Giant machines are at work. Be it drills, excavators, piling machines, reinforced cement concrete mixers or pipes of various dimensions, all of them have been taken there using supply trains, on giant flatcars.





At any given point in time, 40 workers are on the site, complimented by the Central Railway's "hillside" team - a group of locals having intimate knowledge of the topography. Its job is to identify loose rocks on the 60-metre-tall rock face next to the track. During railway traffic blocks or pre-determined times, those rocks are hurtled down and out of harm's way.

The track was damaged on the night of October 2. At the site, a few kilometres north-west of Khandala railway station , workers and engineers have had around two weeks of uninterrupted time to work on the site, through three shifts, day and night, as rain subsided since November 5. A steel bridge, which partly links the two tunnels, is now being extended by nearly 130 metres to completely link the two tunnels, almost.

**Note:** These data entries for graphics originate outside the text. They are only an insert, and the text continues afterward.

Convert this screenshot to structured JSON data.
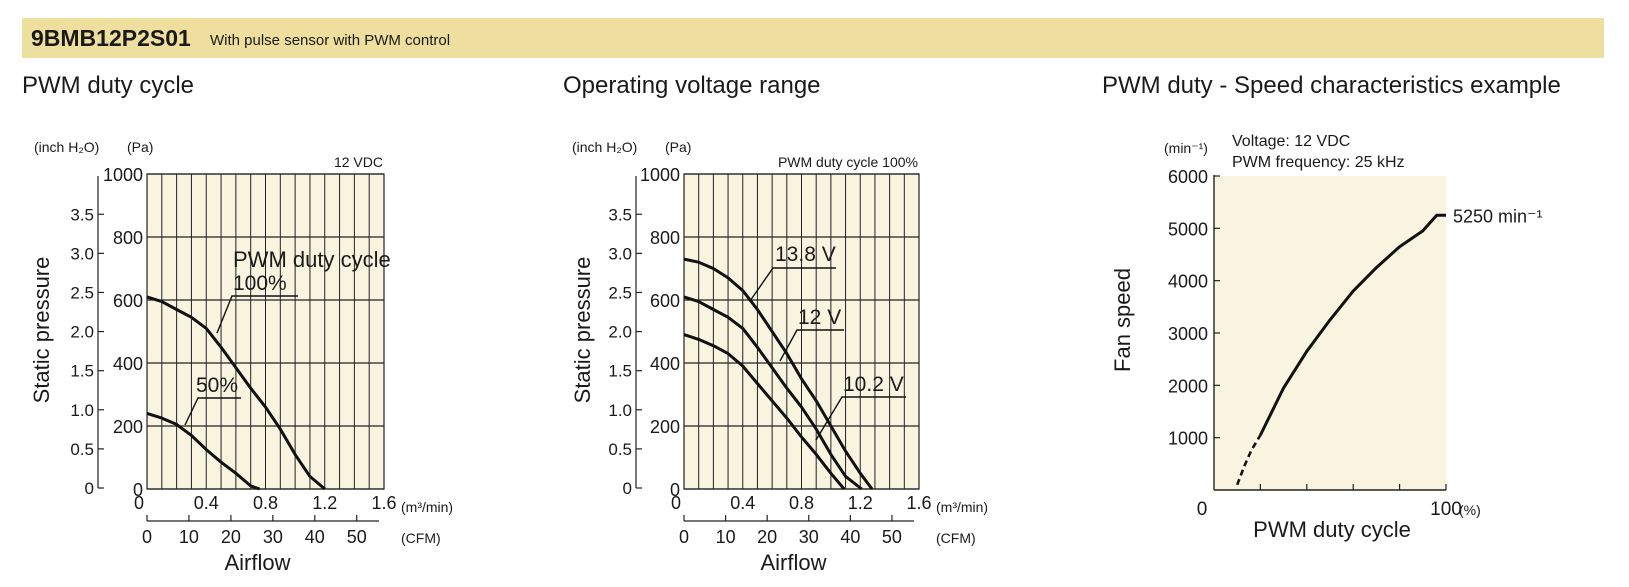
{
  "header": {
    "model": "9BMB12P2S01",
    "description": "With pulse sensor with PWM control",
    "background": "#efdf9e"
  },
  "colors": {
    "plot_background": "#f8f4e0",
    "grid": "#222222",
    "curve": "#111111"
  },
  "chart_data": [
    {
      "type": "line",
      "title": "PWM duty cycle",
      "condition": "12 VDC",
      "annotation": "PWM duty cycle",
      "xlabel": "Airflow",
      "xunit": "(m³/min)",
      "xunit_secondary": "(CFM)",
      "ylabel": "Static pressure",
      "yunit": "(Pa)",
      "yunit_secondary": "(inch H₂O)",
      "xlim": [
        0,
        1.6
      ],
      "ylim": [
        0,
        1000
      ],
      "x_ticks": [
        "0.4",
        "0.8",
        "1.2",
        "1.6"
      ],
      "x_origin_label": "0",
      "y_ticks": [
        "0",
        "200",
        "400",
        "600",
        "800",
        "1000"
      ],
      "y_ticks_secondary": [
        "0",
        "0.5",
        "1.0",
        "1.5",
        "2.0",
        "2.5",
        "3.0",
        "3.5"
      ],
      "x_ticks_secondary": [
        "0",
        "10",
        "20",
        "30",
        "40",
        "50"
      ],
      "grid": true,
      "series": [
        {
          "name": "100%",
          "x": [
            0,
            0.1,
            0.2,
            0.3,
            0.4,
            0.5,
            0.6,
            0.7,
            0.8,
            0.9,
            1.0,
            1.1,
            1.2
          ],
          "y": [
            610,
            595,
            570,
            545,
            510,
            450,
            385,
            320,
            260,
            190,
            110,
            40,
            0
          ]
        },
        {
          "name": "50%",
          "x": [
            0,
            0.1,
            0.2,
            0.3,
            0.4,
            0.5,
            0.6,
            0.7,
            0.76
          ],
          "y": [
            240,
            225,
            205,
            170,
            125,
            85,
            50,
            10,
            0
          ]
        }
      ]
    },
    {
      "type": "line",
      "title": "Operating voltage range",
      "condition": "PWM duty cycle 100%",
      "xlabel": "Airflow",
      "xunit": "(m³/min)",
      "xunit_secondary": "(CFM)",
      "ylabel": "Static pressure",
      "yunit": "(Pa)",
      "yunit_secondary": "(inch H₂O)",
      "xlim": [
        0,
        1.6
      ],
      "ylim": [
        0,
        1000
      ],
      "x_ticks": [
        "0.4",
        "0.8",
        "1.2",
        "1.6"
      ],
      "x_origin_label": "0",
      "y_ticks": [
        "0",
        "200",
        "400",
        "600",
        "800",
        "1000"
      ],
      "y_ticks_secondary": [
        "0",
        "0.5",
        "1.0",
        "1.5",
        "2.0",
        "2.5",
        "3.0",
        "3.5"
      ],
      "x_ticks_secondary": [
        "0",
        "10",
        "20",
        "30",
        "40",
        "50"
      ],
      "grid": true,
      "series": [
        {
          "name": "13.8 V",
          "x": [
            0,
            0.1,
            0.2,
            0.3,
            0.4,
            0.5,
            0.6,
            0.7,
            0.8,
            0.9,
            1.0,
            1.1,
            1.2,
            1.28
          ],
          "y": [
            730,
            720,
            700,
            670,
            630,
            570,
            500,
            430,
            350,
            280,
            200,
            120,
            50,
            0
          ]
        },
        {
          "name": "12 V",
          "x": [
            0,
            0.1,
            0.2,
            0.3,
            0.4,
            0.5,
            0.6,
            0.7,
            0.8,
            0.9,
            1.0,
            1.1,
            1.21
          ],
          "y": [
            610,
            595,
            570,
            545,
            510,
            450,
            385,
            320,
            260,
            190,
            110,
            40,
            0
          ]
        },
        {
          "name": "10.2 V",
          "x": [
            0,
            0.1,
            0.2,
            0.3,
            0.4,
            0.5,
            0.6,
            0.7,
            0.8,
            0.9,
            1.0,
            1.09
          ],
          "y": [
            490,
            475,
            455,
            430,
            390,
            335,
            280,
            225,
            165,
            110,
            50,
            0
          ]
        }
      ]
    },
    {
      "type": "line",
      "title": "PWM duty - Speed characteristics example",
      "condition_lines": [
        "Voltage: 12 VDC",
        "PWM frequency: 25 kHz"
      ],
      "xlabel": "PWM duty cycle",
      "xunit": "(%)",
      "ylabel": "Fan speed",
      "yunit": "(min⁻¹)",
      "xlim": [
        0,
        100
      ],
      "ylim": [
        0,
        6000
      ],
      "x_ticks": [
        "0",
        "100"
      ],
      "y_ticks": [
        "1000",
        "2000",
        "3000",
        "4000",
        "5000",
        "6000"
      ],
      "grid": false,
      "max_label": "5250 min⁻¹",
      "series": [
        {
          "name": "",
          "x": [
            20,
            30,
            40,
            50,
            60,
            70,
            80,
            90,
            96,
            100
          ],
          "y": [
            1050,
            1950,
            2650,
            3250,
            3800,
            4250,
            4650,
            4950,
            5250,
            5250
          ]
        }
      ],
      "dashed_segment": {
        "x": [
          10,
          13,
          16,
          20
        ],
        "y": [
          100,
          450,
          750,
          1050
        ]
      }
    }
  ]
}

"We had two options. First, to fill up the embankment again with boulders and soil, but that would carry the risk of the subsidence happening again next monsoon . The second option was to extend the bridge. We chose the second. This has also come with the additional work of micro-piling on site to strengthen it for the construction of the piers," said Shivaji Sutar, the chief public relations officer of the Central Railway.

As its next challenge, the Central Railway team is planning the ways to bring in and safely launch the girders of the bridge. "Now, the girders have to be brought in by rail. Each of them is more than 24 metres in length. We can't bring in whole girders, but we shall have to bring them in piece by piece, and weld and assemble them on the site. If all goes well, this track may be opened by January 15 next year," said Ashutosh Gupta, the additional divisional railway manager, Mumbai.

On a tour arranged by the Central Railway to showcase its ongoing Rs10-crore project to refurbish the Pune-Mumbai Up line, the officials stressed on the challenges they faced ever since the track subsided by four metres after torrential rain on the night of October 2.

"Since that day, we started the work. The first boulders came in on October 3 to strengthen the base. Our workers have been here almost permanently since then. So are some of our engineers and supervisors," said Gupta, in charge of infrastructure for much of the network.